The location of the gallery hosting João Pedro Vale + Nuno Alexandre Ferreira’s latest exhibition could not be more fitting: The Conde Redondo quarter, in Lisbon’s city center, has historically been a hub of underground sexual activity. Once stigmatized as a kind of ghetto for the LGBTQI+ community, Conde Redondo street has recently been reclaimed as a place of liberation. The artist duo’s practice has always explored the tension between the dominant, mainstream attitudes toward sexuality, as inscribed in patriarchal law and lifestyles, and the celebration of an alternative, even deviant understanding of the connection between sex and identity.

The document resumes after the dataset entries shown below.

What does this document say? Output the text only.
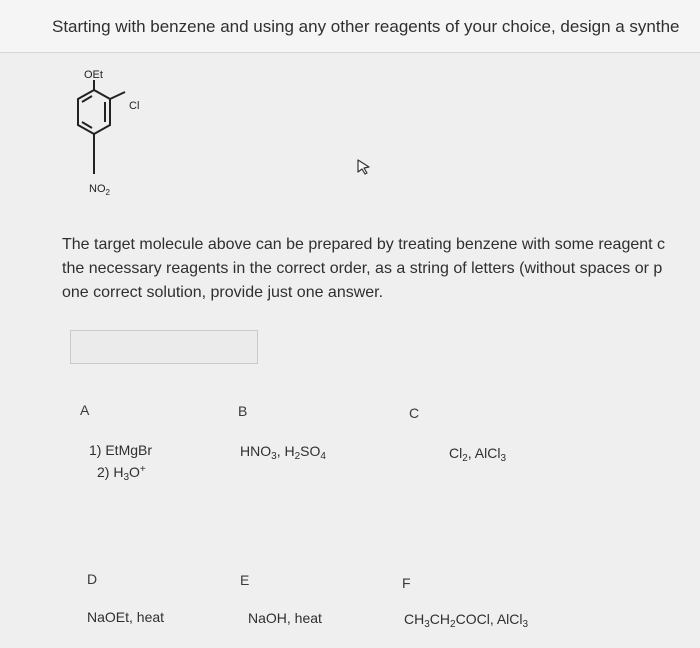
Starting with benzene and using any other reagents of your choice, design a synthe
OEt
Cl
$NO_2$
The target molecule above can be prepared by treating benzene with some reagent c
the necessary reagents in the correct order, as a string of letters (without spaces or p
one correct solution, provide just one answer.
A
1) EtMgBr
2) $H_3O^+$
B
$HNO_3$, $H_2SO_4$
C
$Cl_2$, AlCl$_3$
D
NaOEt, heat
E
NaOH, heat
F
$CH_3CH_2COCl$, AlCl$_3$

The Names Are Always Found Within (all works 2022) takes Vale and Ferreira’s engagement with queer narratives and iconography a step further, intervening directly into Conde Redondo street, where the artists have engraved slabs with the names of local “travesti” prostitutes known to work the area. Obliquely referencing the custom of hiding money under pavement stones, the gesture functions as both a memorial and an allusion to activist struggles.
The exhibition’s title, “1983,” alludes to the date of the first reports of HIV infections in the Portuguese press, which exacerbated the homophobic sentiment that still pervaded a country shaped by conservative values and habits. This context informs the other key work on view here, also titled 1983. In the basement of the gallery, a “bus stop” decorated with a variety of materials—a pile of tabloid newspapers, blankets, a map of Lisbon, a makeshift ad for a gig by 1980s Portuguese singer and gay icon António Variações, graffiti poetically reading “if whores were flowers, this street would be a garden”—operates as the stage for a performance series featuring the artists and their guests. Through their voices and gestures, the performers serve as proxies of the bodies and minds that have endured violence (both physical and symbolic) against the LGBTQI+ community.